Glaucon clutched the bag. At length he opened it.

"You may have some of them," he said. "This brooch of pearls was once worn by Arsinoë, sister of the great Ptolemy Philadelphus, King of Egypt. It came to my grandfather, who had made many loans of convenience to the house of Ptolemy, which were never paid. This cluster of diamonds belonged to the great Joseph, the tax-gatherer, whose palace of white marble is beyond Jordan. He needed a vast sum of ready money in order to buy the office of farmer of the revenues of Syria when our land was under Egypt. He outwitted a whole company of merchants from Tyre by offering single-handed more than they all together. It was my grandfather who advanced to Joseph the needed gold—which, of course, never was returned, as our possession of his jewels shows. Joseph had nothing finer than these in all his marble castle."

One by one the gems slipped from Glaucon's fingers into those of the Princess.

"And that! Oh, how magnificent!" cried she, as he drew a necklace of scores of precious stones, and spread it into shape upon the ebony table.

"That I must never part with.

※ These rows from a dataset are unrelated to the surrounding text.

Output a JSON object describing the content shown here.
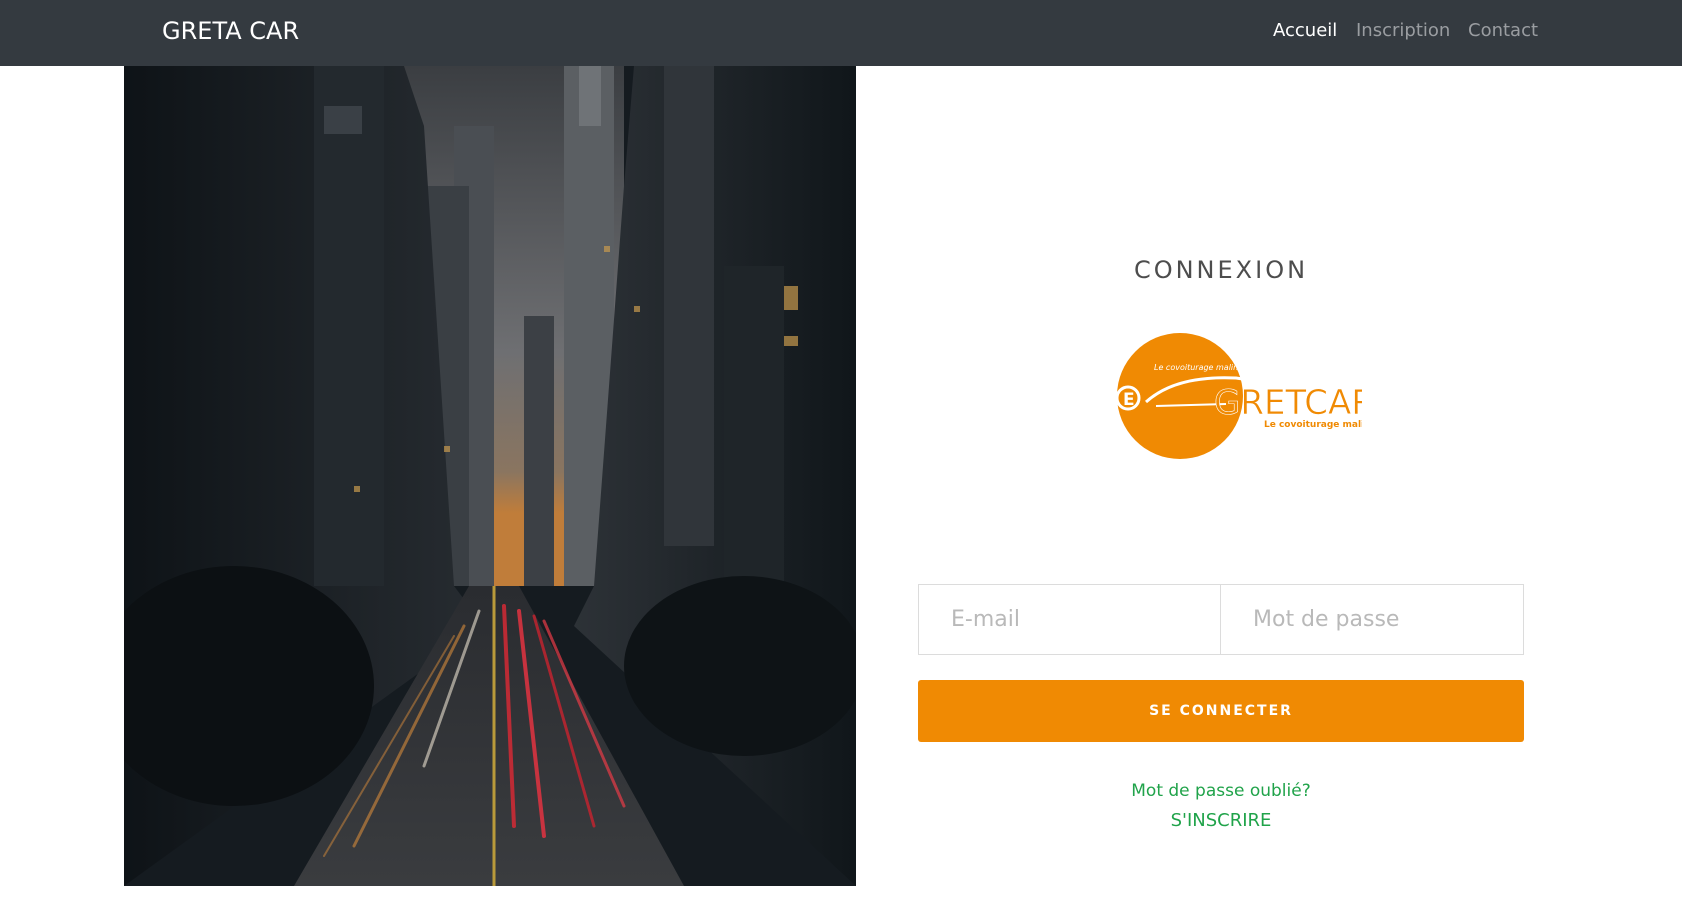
{
  "navbar": {
    "brand": "GRETA CAR",
    "links": [
      {
        "label": "Accueil",
        "active": true
      },
      {
        "label": "Inscription",
        "active": false
      },
      {
        "label": "Contact",
        "active": false
      }
    ]
  },
  "login": {
    "title": "CONNEXION",
    "logo": {
      "text": "GRETCAR",
      "tagline": "Le covoiturage malin",
      "color": "#f08a03"
    },
    "email_placeholder": "E-mail",
    "password_placeholder": "Mot de passe",
    "submit_label": "SE CONNECTER",
    "forgot_label": "Mot de passe oublié?",
    "register_label": "S'INSCRIRE"
  },
  "colors": {
    "navbar_bg": "#343a40",
    "accent": "#f08a03",
    "link": "#20a34a"
  }
}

It was my mother's, and now is Debor—Berenice's," said Glaucon, gripping the necklace with hesitating fingers.

"But she can never claim it, now that she has gone over to the traitors, and is herself outlawed," argued the temptress.

"Yet it is hers," replied Glaucon, his voice softening as if a tear was diffused through it. "I cannot part with it."

"Glaucon, my love!" cried the Princess, taking his face between her hands, and kissing him upon the lips.

Deborah threw aside the curtain, and stood before the frightened couple.